Route 187 is defined in section 487, subsection (a) of the California Streets and Highways Code, last amended by the California State Legislature in 2015, and that the highway is "from Lincoln Boulevard to Route 10 via Venice Boulevard". Subdivision (b) permits the state to relinquish control of the entire length of the highway to the City of Los Angeles.

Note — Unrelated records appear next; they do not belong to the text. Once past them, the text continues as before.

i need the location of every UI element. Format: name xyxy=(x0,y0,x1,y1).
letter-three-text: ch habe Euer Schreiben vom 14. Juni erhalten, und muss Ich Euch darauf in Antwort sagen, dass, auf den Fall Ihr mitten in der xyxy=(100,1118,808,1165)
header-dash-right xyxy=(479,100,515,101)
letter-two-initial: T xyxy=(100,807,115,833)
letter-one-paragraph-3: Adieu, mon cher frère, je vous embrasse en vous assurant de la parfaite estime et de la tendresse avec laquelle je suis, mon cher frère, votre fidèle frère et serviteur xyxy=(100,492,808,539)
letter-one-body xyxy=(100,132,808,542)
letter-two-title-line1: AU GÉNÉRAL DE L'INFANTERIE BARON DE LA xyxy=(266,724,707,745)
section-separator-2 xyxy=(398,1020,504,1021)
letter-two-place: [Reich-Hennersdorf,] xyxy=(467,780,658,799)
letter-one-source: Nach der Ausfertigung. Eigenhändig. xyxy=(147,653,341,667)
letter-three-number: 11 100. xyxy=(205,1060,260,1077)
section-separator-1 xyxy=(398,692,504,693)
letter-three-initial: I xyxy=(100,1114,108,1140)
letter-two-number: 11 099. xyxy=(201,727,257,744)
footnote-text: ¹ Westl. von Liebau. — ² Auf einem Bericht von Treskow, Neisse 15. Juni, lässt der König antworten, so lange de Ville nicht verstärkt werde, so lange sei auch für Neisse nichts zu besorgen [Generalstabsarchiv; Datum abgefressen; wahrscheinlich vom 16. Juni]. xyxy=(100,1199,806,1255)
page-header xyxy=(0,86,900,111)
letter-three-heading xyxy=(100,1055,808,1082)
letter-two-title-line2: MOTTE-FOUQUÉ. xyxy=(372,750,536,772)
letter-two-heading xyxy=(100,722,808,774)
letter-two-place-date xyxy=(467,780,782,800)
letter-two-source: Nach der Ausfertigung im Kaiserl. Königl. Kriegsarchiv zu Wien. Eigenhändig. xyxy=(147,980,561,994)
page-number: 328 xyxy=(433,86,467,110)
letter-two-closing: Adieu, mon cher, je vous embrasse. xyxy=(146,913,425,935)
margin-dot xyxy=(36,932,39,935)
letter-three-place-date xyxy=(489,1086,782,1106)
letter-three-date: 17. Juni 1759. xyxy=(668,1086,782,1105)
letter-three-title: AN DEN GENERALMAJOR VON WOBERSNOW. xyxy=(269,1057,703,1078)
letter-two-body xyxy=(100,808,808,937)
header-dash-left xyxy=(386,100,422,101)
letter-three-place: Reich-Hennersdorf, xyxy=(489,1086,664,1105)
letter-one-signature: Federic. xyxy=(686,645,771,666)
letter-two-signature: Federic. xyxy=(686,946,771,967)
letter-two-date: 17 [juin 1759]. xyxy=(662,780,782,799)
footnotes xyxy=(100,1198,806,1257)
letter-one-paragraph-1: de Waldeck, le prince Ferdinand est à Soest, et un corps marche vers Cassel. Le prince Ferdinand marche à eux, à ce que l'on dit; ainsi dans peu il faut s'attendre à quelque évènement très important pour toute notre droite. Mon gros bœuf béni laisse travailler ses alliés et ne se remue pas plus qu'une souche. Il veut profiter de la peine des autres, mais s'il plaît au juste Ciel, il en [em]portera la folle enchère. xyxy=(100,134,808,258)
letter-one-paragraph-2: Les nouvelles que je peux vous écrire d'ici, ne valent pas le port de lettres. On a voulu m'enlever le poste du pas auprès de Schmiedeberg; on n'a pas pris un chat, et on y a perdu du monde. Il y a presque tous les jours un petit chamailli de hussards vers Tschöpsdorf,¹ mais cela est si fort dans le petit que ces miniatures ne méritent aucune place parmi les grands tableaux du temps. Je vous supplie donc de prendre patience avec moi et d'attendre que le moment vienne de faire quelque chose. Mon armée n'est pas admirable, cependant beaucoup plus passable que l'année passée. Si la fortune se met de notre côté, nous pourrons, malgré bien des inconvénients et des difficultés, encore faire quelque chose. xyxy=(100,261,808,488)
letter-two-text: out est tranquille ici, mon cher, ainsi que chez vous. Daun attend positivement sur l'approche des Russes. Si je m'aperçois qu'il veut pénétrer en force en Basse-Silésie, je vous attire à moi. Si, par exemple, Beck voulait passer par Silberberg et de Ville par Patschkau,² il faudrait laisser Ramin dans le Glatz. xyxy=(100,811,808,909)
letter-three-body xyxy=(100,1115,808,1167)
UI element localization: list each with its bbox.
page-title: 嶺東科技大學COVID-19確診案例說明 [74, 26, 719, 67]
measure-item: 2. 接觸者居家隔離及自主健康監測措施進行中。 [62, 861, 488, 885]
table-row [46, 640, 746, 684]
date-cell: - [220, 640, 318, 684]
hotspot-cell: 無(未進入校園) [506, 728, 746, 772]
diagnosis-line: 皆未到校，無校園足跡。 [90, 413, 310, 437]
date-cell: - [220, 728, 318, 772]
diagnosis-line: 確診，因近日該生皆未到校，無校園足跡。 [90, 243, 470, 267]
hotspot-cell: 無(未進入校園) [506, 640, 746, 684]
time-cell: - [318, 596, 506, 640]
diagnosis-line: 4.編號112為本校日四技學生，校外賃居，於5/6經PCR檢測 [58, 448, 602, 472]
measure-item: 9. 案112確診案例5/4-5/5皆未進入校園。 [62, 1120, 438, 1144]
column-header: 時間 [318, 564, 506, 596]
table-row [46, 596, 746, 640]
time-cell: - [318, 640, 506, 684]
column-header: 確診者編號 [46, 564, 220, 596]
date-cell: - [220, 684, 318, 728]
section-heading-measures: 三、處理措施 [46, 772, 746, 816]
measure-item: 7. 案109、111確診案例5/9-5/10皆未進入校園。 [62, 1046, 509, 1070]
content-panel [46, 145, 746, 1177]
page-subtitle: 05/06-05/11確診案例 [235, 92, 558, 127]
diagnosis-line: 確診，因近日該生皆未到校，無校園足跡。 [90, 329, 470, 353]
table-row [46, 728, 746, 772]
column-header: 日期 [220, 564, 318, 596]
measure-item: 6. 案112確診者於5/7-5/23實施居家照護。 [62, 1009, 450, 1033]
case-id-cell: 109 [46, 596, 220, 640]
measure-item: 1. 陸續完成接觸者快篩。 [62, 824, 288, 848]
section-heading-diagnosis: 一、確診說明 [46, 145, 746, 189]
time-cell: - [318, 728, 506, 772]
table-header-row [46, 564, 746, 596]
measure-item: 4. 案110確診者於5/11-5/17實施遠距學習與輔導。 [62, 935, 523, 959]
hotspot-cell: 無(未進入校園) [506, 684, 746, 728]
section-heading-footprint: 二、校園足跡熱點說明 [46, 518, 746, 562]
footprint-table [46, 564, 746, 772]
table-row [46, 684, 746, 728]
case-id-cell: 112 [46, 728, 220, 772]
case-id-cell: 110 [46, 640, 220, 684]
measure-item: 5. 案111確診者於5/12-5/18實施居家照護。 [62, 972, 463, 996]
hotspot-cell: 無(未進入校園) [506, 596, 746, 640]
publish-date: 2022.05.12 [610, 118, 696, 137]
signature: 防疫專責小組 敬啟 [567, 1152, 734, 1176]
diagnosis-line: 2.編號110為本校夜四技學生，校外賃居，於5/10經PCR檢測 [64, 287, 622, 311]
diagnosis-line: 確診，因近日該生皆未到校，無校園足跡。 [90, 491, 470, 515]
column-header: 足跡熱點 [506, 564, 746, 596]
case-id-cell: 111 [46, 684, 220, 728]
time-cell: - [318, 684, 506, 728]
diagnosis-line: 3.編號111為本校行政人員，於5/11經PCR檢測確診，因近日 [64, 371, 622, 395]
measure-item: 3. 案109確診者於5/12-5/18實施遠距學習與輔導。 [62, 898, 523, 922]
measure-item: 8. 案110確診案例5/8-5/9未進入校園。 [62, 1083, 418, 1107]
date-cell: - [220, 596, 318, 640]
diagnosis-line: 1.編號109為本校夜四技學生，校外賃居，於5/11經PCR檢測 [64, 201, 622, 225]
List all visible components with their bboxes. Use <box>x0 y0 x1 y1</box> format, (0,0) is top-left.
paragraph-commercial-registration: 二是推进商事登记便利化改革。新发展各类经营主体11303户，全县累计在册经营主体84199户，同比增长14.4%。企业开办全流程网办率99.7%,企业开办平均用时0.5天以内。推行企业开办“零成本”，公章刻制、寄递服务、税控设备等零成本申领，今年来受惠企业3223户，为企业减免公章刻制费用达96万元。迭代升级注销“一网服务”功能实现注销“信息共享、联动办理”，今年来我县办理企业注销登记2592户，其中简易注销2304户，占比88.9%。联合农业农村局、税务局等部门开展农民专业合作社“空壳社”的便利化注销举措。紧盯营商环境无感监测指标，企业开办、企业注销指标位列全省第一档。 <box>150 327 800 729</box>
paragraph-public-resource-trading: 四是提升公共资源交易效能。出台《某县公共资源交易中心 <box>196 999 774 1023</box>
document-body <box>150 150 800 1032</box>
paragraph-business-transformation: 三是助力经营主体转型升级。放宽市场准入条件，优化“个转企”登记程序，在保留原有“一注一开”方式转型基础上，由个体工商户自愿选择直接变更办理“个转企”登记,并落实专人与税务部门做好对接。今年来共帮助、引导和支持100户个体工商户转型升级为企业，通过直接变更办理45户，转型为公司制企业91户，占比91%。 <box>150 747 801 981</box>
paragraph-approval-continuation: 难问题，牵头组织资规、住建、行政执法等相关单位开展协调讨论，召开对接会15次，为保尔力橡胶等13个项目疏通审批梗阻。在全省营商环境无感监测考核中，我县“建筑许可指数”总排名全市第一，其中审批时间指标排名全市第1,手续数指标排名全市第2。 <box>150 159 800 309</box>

The relinquishment of piecemeal segments of SR 187 in Los Angeles began in 2016. Prior to, Venice Boulevard began assumed the state route designation at Lincoln Boulevard (State Route 1). Proceeding easterly, the highway then passed through the Mar Vista neighborhood. Further east, it briefly forms the boundary between Palms and Culver City and passes near Sony Pictures Studios. Continuing northeast into the South Robertson neighborhood of Los Angeles, the SR 187 designation then terminates at the intersection with Cadillac Avenue and the ramp carrying traffic from westbound I-10. as of 2025, only the portion surrounding the I-10 interchange between Comey Avenue and Cadillac Avenue remain under state control. Once that is also relinquished, the state highway will cease to exist.

SR 187 is part of the National Highway System, a network of highways that are considered essential to the country's economy, defense, and mobility by the Federal Highway Administration.

==History==
Route 163 was defined in 1961 as a route from the ocean in Santa Monica to Route 173, routed along Pacific Avenue and Venice Boulevard. This was redefined as SR 187 in the 1964 state highway renumbering. In 1988, the part of SR 187 in Santa Monica was removed from the state highway system. The part of the route from the southern boundary of Santa Monica to Lincoln Boulevard was removed in 1994.

The California State Legislature passed AB 810 in 2015, allowing the state to relinquish the entire length of the state highway to the City of Los Angeles.

==Major intersections==

| Postmile | Destinations | Notes |
| 3.50 | Venice Boulevard – Venice Beach | Continuation beyond SR 1 |
| SR 1 (Lincoln Boulevard) | Former US 101 Alt.; west end of SR 187 |
| 4.78 | Centinela Avenue |  |
| 5.83 | I-405 (San Diego Freeway) – Long Beach, Santa Monica | Interchange; I-405 exit 52; former SR 7 |
| 5.91 | Sepulveda Boulevard |  |
| 6.62 | Overland Avenue |  |
| 7.63 | Culver Boulevard |  |
| 8.64 | La Cienega Boulevard |  |
| 8.69 | Comey Avenue | West end of state maintenance |
| 8.80 | I-10 (Santa Monica Freeway) | Interchange; I-10 exit 7A (as La Cienega Boulevard eastbound); east end of SR 187 |
| 8.91 | Cadillac Avenue, Venice Boulevard | Continuation beyond I-10; Cadillac Avenue serves Kaiser Permanente West Los Angeles Medical Center |
1.000 mi = 1.609 km; 1.000 km = 0.621 mi

==Notable incidents==
A gasoline pipeline explosion occurred June 16, 1976 on the street with a death of toll seven and twenty-one people with injuries requiring hospitalization.

Rapper Snoop Dogg posed in front of a SR 187 sign in 1993, as a reference to Section 187 of the California Penal Code that defines the crime of murder and the song with Dr. Dre that he collaborated with (the shield has since been removed).